残業ゼロとサービス向上を実現した、結束力を高める仕掛け

株式会社 味屋コーポレーション
営業部部長 権田 和志 氏

2018.03.01

レポート

味屋コーポレーションは、鳥取県西部を拠点に約10店舗を経営する飲食店グループだ。仕出し料理や和食レストラン、高級日本料理店と多岐にわたる展開で幅広い客層にアプローチし、地元客や外国人観光客にも好評を博している。なかでも「太陽軒」のラーメンは、世代を超えて食べ継がれるソウルフード的な存在だ。
2018年4月から学校給食に参入し、安全・安心な食で子どもたちの成長を支える。

本記事では、モチベーションと生産性の向上、サービス改善にまで効果を生んだ団結力を高める組織づくりの取り組みを紹介する。

企業データ

株式会社 味屋コーポレーション

地元食材を活かした飲食店約10店を鳥取県西部を中心に経営。全国へのFC展開をめざす。

住所:西伯郡日吉津村日吉津1370-2
電話:0859-27-0080

モーレツ社員時代から、一人一人を丁寧に育てる会社へ

昭和57年の創業以来、時代の先を読みながらさまざまな外食事業を展開してきた味屋コーポレーション。かつては新入社員を即現場へ配属して鍛え、誰もが深夜まで働いて会社を支えたが、その働き方は徐々に時勢に合わなくなってきた。

権田氏:社員間のコミュニケーションが不足していました。その結果離職率が高く、せっかく入社いただいたのに長く続かない方が多いのが悩みでした。

鍵となるのはコミュニケーション。RAJCのセミナーを参考に独自に改善策を講じ、団結力の強化に取り組んだ。

コミュニケーションと連帯感を高める社員教育

社員同士の連帯感を高めるため、味屋コーポレーションでは社内勉強会やスタッフ会議などを実施している。
勉強会では入社3年未満の社員に対し、コミュニケーションの仕方などを伝える講義を月1回、合計10回開催。ともに仕事をする仲間同士、信頼関係を高める。

権田氏:よく「相手を褒めよう、認めよう」といわれますが、いきなりは難しい。相手の人となりがある程度わかって、初めて認め合い、信頼して仕事の話をできるものだと、順番があることを伝えます。

さらに、どの職場にも一冊のノートが置いてある。「ありがとうノート」と題された大学ノートを開くと、時にはカラフルなサインペンを使って、スタッフ同士の感謝の言葉が綴られている。

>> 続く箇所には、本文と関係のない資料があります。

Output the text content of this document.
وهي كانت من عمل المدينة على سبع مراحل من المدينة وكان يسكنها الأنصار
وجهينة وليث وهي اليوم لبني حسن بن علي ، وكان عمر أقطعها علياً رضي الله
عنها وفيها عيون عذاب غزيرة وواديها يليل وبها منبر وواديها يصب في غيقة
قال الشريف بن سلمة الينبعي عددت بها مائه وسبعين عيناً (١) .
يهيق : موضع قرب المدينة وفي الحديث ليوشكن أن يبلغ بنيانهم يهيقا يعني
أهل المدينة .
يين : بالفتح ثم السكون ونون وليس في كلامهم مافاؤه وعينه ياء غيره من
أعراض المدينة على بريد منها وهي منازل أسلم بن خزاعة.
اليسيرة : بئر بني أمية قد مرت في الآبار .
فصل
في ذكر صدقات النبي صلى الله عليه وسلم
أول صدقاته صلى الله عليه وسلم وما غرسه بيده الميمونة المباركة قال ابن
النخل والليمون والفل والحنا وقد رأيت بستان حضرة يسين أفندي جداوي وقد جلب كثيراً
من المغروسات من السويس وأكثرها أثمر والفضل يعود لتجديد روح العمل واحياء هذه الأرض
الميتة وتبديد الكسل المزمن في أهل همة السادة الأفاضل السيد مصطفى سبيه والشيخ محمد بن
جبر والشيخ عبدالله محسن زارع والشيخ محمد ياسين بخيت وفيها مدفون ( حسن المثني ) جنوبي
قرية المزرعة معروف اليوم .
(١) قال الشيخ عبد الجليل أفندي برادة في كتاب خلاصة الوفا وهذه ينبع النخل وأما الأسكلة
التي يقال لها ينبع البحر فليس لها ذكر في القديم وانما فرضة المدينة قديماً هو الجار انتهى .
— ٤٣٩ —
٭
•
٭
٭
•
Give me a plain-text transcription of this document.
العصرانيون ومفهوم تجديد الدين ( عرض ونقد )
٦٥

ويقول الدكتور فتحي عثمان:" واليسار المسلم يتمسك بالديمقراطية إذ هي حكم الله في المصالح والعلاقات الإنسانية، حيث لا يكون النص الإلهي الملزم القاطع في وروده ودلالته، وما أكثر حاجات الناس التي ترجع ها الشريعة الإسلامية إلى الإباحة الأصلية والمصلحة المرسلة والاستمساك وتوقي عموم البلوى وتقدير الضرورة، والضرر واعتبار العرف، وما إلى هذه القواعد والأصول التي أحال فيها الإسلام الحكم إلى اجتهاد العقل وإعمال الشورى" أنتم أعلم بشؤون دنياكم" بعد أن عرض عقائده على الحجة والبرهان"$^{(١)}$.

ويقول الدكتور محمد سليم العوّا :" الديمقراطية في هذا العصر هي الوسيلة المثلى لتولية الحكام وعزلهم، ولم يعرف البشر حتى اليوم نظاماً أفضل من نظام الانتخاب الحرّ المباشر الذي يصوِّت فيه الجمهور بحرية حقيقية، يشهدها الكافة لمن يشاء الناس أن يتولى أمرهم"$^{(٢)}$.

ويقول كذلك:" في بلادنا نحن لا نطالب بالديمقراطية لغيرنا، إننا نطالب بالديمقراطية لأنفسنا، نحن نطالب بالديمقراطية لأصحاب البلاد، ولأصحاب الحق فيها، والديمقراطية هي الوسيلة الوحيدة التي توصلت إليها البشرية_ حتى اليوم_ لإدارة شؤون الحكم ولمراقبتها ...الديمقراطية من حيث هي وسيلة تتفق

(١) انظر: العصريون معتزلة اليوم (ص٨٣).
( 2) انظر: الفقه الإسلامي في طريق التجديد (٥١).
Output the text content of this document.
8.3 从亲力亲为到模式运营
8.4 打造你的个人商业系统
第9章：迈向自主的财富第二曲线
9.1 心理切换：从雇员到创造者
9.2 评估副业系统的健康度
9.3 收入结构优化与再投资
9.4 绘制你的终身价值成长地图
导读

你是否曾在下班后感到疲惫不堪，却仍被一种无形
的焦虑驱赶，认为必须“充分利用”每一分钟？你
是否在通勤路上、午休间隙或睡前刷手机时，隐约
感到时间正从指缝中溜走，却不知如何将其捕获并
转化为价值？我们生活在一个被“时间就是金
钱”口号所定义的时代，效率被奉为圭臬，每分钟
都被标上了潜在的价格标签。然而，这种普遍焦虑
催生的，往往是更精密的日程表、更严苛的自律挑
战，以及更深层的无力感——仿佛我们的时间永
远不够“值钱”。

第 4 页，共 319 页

権田氏:日々業務を終えて帰るとき、「ありがとう」という言葉をノートに書いて伝えるんです。一緒に働いている仲間の作業など、慣れてくると当たり前に感じてしまいがち。当たり前から感謝の気持ちは生まれないので、お互い認め合う気持ちを強めるために「ありがとうノート」という仕組みを入れています。

このほか、互いに励まし合いながら完歩する「中海一周ウォーキング」を年一度開催。社員やパート従業員、取引先も巻き込んで、感動を分かち合う名物イベントとなっている。

覆面調査員が来店調査。社員の意欲と効率性が向上

味屋グループ各店には毎月、覆面調査員が来店する。入店から退店まで、スタッフの対応や料理の質、店舗の清潔感など約100項目をチェックし、コメントを出す。

権田氏:調査結果を受けて、パートスタッフを中心にCIS向上委員会を開き、改善策などを話し合います。どのような評価があり、それに対してどんな取り組みを行ったのか、成果を店対抗で発表して表彰します。ボトムアップの提案が認められることで、意欲の上昇が感じられ、効率も上がっています。

パート従業員もアルバイトも、誰でも理想の店づくりに参加できるのがこの取り組みのポイントだ。客に喜ばれるためにどうすればいいか、花飾りやメニュー表の工夫など、それぞれの特技を活かして改善を楽しんでいる。

権田氏:一連の取り組みを通して、チームワークが良くなり、職場に活気が生まれました。スタッフが一丸となって知恵を出し合い、生産性が上がって残業時間が減少。さらに4週8休8時間労働を掲げ、働き方改革を進めています。

成長を実感できる会社づくり。選ばれる会社へ

今後めざすのは、「離職率の低い会社」から、さらに「従業員に選ばれる会社」だ。

権田氏:飲食店が好きとか、料理や接客をしたいというだけなら、当社でなくてもほかに多くの企業があります。当社は、社員が成長を実感できる会社として、意欲の高い人材に選ばれる存在になりたいですね。

社員同士が切磋琢磨し、結束力を高めて、人として大きく育つ会社をめざす味屋コーポレーションは、その人材を武器に全国展開を狙っていく。